|
I'm not much familiar with classifiers' cost functions. So I would like to know how much better are their performances. If I use least squares (minimum error entropy, correntropy and things like that which works quite well for regression) to train a classifier should I expect much worse performance than cross-entropy for softmax or hinge loss for SV??? Please point me some benchmarked comparisons if possible. |
|
When you fool around empirically, you'll be shocked that least squares, cross entropy and hinge all do roughly the same (and I think liblinear implements all of them, so it's easy to try). After reflecting a bit, you'll end up with thoughts like this blog post from Hal Daume : maybe SVM does better, if you tweak the parameter. If you want to see the theory, check out Are all Loss functions the same Lorenzo Rosasco et al, Neural Computation, May 2004, Vol. 16, No. 5, Pages 1063-1076 Great blog post that one you posted. It captured the exact feeling I was starting to have with all those exoteric hyperparameter selection.
(Jun 21 '13 at 15:26)
edersantana
|
|
Recent empirical work seems to suggest that at least for the classical Deep Learning tasks, the squared hinge loss does a better job than the traditionally used cross entropy loss on the output layer of a deep neural network. |
Just found Charlie Tang's results showing better performance of Hinge loss + SV over cross-entropy + softmax http://arxiv.org/pdf/1306.0239v1.pdf. I just don't have clue of how those functions differently slice feature space.

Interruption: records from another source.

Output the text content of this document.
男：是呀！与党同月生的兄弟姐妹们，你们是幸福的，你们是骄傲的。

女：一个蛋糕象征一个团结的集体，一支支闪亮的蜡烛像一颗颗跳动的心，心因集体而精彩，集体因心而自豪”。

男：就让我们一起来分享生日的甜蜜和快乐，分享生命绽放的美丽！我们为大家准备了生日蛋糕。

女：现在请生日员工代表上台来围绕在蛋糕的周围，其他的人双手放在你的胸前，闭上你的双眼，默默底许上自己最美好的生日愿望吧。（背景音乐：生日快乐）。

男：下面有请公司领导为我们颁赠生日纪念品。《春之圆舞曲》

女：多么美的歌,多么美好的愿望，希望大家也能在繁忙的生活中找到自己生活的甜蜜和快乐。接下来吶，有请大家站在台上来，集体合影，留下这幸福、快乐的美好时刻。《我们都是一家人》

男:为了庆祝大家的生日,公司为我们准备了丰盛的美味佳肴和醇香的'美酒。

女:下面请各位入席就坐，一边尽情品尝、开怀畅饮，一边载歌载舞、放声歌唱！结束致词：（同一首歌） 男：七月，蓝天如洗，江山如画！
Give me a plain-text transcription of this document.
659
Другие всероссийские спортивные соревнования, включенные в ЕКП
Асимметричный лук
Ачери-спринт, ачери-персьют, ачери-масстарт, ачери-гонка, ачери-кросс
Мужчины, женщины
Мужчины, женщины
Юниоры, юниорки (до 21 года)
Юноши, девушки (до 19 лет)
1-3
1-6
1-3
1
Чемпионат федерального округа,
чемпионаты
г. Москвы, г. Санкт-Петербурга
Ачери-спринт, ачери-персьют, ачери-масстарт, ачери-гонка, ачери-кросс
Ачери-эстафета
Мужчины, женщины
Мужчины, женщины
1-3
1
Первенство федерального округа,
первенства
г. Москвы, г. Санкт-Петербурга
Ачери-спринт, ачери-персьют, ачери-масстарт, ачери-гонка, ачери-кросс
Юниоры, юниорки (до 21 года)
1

Sum of squared errors is definitely the worst because it is very sensitive to outliers.
Also, unless you clip the least squares loss, it can penalize you for being on the correct side of the margin, which is obviously silly for classification.
Actually, sum of squares is better than cross entropy if you have wrongly labeled data. It's referred to as "soft zero one loss", as it approaches the zero one loss if you anneal a hyper parameter in it. Cross entropy punishes wrongly labelled data exponentially, while sum of squares only does so quadratically and up to 1 (since one still squashes the outputs to (0, 1)).